Severino Motta - Último Segundo/Santafé Idéias |

Entre 2003 e 2007 foram identificados gastos do poder público na ordem de R$ 113 mil com a empresa Gilvana Elétrica Ltda, cujo servidor público Raimundo Luiz da Silva é sócio. Deste valor, R$ 77,4 mil foram contratados pela Fundação Universidade de Brasília, antiga repartição de Raimundo, que hoje está lotado no Ministério da Saúde.

Além dos contratos com o poder público, Raimundo usou um cartão corporativo em 2006, fazendo saques no valor total de R$ 17,7 mil. A CPI suspeita que parte dos recursos possa ter sido usado em compras em sua empresa, a Gilvana Ltda.

"É improbidade ser sócio [de empresa] e ter contrato [com o poder público no qual também é servidor]", disse o deputado Índio da Costa. "Há uma evidência forte de tráfico de influências", completou.

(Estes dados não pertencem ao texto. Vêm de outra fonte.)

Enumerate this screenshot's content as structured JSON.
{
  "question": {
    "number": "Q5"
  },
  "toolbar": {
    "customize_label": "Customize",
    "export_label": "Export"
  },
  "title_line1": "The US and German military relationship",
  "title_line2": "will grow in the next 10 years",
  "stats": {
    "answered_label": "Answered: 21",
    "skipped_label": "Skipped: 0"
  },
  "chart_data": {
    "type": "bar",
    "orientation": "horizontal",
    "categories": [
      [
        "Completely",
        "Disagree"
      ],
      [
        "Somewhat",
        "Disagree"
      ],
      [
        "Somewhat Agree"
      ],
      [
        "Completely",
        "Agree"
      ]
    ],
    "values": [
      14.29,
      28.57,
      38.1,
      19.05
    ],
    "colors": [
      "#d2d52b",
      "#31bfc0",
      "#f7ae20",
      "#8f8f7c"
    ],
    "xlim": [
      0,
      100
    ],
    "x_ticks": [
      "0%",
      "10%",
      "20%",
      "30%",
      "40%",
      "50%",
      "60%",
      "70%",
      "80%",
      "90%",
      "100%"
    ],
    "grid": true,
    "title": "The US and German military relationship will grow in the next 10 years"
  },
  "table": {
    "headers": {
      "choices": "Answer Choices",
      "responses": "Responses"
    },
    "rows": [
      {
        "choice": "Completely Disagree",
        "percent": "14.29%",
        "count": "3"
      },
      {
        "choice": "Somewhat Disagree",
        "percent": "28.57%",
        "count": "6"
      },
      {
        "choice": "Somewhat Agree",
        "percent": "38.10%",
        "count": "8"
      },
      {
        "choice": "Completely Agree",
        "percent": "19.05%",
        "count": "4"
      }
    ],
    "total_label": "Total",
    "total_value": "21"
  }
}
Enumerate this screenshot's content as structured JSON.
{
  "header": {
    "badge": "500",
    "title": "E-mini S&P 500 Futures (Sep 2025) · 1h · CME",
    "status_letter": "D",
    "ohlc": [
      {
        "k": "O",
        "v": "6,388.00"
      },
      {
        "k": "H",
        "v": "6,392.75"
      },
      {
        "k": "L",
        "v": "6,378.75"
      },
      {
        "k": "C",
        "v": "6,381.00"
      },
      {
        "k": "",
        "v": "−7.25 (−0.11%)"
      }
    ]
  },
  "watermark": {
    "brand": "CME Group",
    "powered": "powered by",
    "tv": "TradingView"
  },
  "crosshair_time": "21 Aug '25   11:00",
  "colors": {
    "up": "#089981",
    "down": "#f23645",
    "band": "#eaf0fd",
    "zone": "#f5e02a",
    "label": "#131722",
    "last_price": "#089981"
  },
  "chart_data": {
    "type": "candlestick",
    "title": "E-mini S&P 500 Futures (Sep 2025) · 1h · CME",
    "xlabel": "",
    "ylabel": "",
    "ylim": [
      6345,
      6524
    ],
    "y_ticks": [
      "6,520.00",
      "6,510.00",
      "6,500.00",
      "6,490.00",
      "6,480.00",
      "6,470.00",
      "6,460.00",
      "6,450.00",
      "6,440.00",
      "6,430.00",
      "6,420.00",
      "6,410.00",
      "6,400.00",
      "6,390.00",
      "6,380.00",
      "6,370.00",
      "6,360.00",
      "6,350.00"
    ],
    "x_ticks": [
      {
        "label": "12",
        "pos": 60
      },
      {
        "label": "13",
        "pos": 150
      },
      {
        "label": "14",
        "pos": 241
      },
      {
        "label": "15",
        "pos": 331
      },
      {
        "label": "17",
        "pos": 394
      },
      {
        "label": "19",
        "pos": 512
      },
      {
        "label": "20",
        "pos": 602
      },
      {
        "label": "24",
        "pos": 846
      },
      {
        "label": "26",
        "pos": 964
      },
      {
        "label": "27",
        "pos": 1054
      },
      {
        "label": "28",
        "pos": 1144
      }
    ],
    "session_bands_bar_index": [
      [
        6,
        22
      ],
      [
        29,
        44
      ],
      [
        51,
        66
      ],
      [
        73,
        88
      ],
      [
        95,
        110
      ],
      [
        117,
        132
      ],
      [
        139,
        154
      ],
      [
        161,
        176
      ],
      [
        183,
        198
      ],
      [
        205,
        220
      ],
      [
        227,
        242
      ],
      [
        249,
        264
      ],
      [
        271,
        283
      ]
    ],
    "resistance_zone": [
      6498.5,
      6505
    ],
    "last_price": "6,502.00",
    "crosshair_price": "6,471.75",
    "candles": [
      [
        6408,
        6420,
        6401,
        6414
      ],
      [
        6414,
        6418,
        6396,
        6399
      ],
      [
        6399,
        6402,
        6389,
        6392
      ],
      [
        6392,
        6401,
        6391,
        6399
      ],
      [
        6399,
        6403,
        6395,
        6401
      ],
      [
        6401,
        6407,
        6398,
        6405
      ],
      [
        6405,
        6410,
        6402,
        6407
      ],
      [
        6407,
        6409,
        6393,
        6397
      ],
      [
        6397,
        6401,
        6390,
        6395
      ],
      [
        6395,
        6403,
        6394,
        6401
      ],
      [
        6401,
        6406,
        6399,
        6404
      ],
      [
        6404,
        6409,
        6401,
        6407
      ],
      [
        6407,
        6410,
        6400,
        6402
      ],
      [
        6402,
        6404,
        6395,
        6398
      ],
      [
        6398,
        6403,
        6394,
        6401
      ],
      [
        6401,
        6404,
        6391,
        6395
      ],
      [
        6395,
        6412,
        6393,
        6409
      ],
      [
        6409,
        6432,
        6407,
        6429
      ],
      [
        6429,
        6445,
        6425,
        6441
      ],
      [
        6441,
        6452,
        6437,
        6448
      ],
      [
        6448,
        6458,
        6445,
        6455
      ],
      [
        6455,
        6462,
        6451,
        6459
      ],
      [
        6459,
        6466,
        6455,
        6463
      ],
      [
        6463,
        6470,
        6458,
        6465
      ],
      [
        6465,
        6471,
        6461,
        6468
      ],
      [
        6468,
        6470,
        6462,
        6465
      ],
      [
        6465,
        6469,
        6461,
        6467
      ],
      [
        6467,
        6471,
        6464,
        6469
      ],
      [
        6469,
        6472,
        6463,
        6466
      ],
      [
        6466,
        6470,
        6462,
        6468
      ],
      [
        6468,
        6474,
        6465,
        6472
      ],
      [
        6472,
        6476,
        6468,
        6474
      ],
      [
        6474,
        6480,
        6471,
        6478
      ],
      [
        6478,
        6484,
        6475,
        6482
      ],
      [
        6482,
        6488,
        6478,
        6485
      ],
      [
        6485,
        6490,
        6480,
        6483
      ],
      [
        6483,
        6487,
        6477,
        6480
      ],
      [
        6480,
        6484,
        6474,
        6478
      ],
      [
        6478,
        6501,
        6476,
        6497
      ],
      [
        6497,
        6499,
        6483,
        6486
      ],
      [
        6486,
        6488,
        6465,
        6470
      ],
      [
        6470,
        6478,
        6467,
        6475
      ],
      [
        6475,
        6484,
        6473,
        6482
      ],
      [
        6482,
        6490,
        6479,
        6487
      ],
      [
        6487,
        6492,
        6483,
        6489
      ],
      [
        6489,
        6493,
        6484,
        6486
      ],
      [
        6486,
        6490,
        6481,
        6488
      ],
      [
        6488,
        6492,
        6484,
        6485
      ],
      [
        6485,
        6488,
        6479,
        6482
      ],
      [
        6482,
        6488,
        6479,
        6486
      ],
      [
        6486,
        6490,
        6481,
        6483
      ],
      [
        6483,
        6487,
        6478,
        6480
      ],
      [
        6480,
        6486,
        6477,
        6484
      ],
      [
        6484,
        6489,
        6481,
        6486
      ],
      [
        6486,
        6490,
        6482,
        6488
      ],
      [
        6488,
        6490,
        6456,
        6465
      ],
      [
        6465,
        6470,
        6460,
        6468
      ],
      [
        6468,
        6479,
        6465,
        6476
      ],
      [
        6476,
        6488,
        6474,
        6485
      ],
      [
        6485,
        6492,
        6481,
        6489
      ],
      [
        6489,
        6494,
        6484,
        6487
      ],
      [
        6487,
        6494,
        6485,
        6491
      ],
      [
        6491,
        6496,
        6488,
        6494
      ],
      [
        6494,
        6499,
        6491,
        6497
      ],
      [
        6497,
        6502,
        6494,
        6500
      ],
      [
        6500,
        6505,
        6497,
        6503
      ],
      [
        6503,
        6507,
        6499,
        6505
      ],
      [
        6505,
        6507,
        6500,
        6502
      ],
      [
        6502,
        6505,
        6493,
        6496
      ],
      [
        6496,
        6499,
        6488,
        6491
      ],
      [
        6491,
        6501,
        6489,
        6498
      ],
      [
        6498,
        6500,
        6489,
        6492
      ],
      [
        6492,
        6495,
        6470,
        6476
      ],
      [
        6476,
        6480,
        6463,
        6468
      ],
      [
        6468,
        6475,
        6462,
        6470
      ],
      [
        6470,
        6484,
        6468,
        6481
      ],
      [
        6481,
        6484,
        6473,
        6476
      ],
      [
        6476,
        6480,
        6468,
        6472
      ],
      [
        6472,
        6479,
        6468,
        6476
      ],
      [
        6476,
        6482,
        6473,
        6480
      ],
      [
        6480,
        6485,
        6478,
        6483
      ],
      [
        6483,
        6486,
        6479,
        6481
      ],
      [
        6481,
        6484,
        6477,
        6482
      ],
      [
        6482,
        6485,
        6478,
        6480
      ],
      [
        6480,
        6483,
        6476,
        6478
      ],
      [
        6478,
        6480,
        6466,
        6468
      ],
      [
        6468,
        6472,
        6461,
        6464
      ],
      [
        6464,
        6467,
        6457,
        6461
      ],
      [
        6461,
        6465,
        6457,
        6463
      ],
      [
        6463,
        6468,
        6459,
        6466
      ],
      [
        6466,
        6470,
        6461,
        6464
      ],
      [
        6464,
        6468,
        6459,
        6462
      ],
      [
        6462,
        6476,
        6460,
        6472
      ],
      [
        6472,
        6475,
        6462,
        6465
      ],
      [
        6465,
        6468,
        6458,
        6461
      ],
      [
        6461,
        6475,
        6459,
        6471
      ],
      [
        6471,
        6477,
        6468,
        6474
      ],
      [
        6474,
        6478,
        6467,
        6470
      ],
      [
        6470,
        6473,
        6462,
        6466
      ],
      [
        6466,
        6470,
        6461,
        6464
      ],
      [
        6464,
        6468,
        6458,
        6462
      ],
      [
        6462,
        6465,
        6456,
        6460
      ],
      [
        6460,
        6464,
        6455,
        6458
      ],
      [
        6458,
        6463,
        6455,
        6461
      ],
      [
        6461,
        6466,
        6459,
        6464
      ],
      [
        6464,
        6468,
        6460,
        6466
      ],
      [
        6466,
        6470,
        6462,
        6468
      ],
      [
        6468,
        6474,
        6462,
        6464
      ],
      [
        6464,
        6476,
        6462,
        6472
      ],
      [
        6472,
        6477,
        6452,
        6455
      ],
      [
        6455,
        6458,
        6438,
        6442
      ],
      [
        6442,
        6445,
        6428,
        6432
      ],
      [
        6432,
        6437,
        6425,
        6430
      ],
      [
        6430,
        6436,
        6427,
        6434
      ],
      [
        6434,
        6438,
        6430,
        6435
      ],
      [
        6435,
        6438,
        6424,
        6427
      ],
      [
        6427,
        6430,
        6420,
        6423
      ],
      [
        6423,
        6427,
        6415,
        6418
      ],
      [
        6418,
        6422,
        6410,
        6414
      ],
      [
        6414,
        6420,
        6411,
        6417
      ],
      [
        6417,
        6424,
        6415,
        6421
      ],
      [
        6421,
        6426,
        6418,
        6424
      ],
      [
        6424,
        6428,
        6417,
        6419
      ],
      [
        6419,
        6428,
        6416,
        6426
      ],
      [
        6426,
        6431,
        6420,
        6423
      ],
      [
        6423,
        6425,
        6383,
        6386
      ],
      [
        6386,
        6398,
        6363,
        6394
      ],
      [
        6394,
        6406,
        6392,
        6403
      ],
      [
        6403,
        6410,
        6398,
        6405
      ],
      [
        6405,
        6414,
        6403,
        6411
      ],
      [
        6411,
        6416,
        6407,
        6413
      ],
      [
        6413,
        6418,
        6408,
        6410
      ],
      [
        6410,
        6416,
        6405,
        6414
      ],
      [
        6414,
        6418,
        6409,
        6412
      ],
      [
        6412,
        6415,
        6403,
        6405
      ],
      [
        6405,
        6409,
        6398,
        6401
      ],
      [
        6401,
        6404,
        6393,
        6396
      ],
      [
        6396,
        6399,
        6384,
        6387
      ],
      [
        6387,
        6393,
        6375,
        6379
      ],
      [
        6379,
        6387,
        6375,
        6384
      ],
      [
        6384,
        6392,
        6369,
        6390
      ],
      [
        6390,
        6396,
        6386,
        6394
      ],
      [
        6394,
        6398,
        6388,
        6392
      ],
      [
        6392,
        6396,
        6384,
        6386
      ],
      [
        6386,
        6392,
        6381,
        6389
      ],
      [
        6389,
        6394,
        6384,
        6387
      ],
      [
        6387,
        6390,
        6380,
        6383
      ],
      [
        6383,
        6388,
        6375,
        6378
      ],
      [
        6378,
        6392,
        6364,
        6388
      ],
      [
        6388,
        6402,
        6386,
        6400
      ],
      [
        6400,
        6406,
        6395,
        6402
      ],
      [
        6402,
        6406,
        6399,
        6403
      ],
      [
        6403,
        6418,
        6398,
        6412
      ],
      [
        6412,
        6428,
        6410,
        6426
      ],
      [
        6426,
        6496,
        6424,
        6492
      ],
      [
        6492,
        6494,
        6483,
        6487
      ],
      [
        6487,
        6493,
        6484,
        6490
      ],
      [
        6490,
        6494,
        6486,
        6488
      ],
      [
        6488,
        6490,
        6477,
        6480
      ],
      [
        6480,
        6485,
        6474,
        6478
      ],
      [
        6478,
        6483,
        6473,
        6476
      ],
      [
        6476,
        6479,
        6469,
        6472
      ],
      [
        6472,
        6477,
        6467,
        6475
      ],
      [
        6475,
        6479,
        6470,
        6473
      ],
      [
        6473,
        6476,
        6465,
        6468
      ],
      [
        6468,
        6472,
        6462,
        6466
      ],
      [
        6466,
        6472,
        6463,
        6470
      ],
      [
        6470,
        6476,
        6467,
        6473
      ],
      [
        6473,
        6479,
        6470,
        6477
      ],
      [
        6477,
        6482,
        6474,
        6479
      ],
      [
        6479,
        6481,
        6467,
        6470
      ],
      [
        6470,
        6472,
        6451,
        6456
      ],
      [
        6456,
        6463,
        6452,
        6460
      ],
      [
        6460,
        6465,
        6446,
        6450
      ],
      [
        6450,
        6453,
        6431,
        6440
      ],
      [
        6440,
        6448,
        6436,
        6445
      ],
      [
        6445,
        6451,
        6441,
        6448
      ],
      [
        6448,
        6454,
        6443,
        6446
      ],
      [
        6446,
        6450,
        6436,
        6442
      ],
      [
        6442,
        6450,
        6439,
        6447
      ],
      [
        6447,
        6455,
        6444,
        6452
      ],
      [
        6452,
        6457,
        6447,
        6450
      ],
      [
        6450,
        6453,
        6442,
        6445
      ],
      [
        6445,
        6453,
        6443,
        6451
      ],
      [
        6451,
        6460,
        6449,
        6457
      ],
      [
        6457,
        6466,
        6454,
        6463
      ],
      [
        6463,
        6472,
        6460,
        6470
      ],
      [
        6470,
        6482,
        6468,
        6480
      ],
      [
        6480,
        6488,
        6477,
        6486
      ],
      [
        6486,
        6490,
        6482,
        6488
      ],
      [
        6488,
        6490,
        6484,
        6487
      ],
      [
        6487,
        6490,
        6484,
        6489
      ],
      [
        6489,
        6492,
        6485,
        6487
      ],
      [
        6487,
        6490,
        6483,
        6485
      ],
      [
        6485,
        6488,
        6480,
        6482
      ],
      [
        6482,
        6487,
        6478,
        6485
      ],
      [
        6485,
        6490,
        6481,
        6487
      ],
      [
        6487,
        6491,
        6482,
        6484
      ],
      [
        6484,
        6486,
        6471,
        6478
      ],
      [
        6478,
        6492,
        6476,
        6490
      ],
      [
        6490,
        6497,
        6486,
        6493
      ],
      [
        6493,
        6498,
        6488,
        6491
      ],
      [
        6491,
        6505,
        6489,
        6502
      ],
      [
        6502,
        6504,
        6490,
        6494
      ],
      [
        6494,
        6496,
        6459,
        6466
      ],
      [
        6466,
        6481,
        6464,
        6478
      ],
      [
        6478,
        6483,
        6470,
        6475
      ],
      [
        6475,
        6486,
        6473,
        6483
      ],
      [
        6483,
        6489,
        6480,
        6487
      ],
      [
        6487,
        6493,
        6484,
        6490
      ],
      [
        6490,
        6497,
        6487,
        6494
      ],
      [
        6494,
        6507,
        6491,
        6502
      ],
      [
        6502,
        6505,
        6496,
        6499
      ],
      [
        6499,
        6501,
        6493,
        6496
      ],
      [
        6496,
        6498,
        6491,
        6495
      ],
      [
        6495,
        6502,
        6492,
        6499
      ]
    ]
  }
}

Raimundo alegou que todos os contratos firmados com a Fundação Universidade de Brasília foram feitos com transparência, e que ele sequer sabe o que é tráfico de influência. 

"Eu não sei o que é tráfico de influências, foi tudo correto, temos notas, pagamos os impostos. Quando se entra num pregão concorre com várias outras [empresas], o menor preço ou a qualidade prevalece", disse. 

Em relação ao uso de dinheiro sacado com o cartão corporativo em sua empresa, ele afirmou que podem aparecer notas comprovando tais gastos. Raimundo disse que devido à urgência de alguns materiais para o Hospital Universitário compras em sua empresa devem ter sido realizadas, mas não soube precisar quais. 

"Pode ter [havido compras], pois é material de urgência, trabalhamos com hospital. Mas estamos prontos para esclarecer, não tem nada que não possa ser mostrado", explicou. 

Raimundo ainda comentou que todas as notas de gastos com recursos dos cartões corporativos foram entregues ao setor responsável do hospital e que nenhuma irregularidade lhe foi comunicada.

Já a outra denúncia diz respeito a uma professora da universidade federal de Rondônia, que é sócia de uma empresa de informática que celebrou contratos com o poder público na ordem de R$ 390 mil, sendo que cerca de R$ 160 mil foram feitos contratados diretamente pela universidade.

UnB

A assessoria de imprensa da Universidade de Brasília foi procurada para comentar o assunto mas ainda não se pronunciou sobre o caso.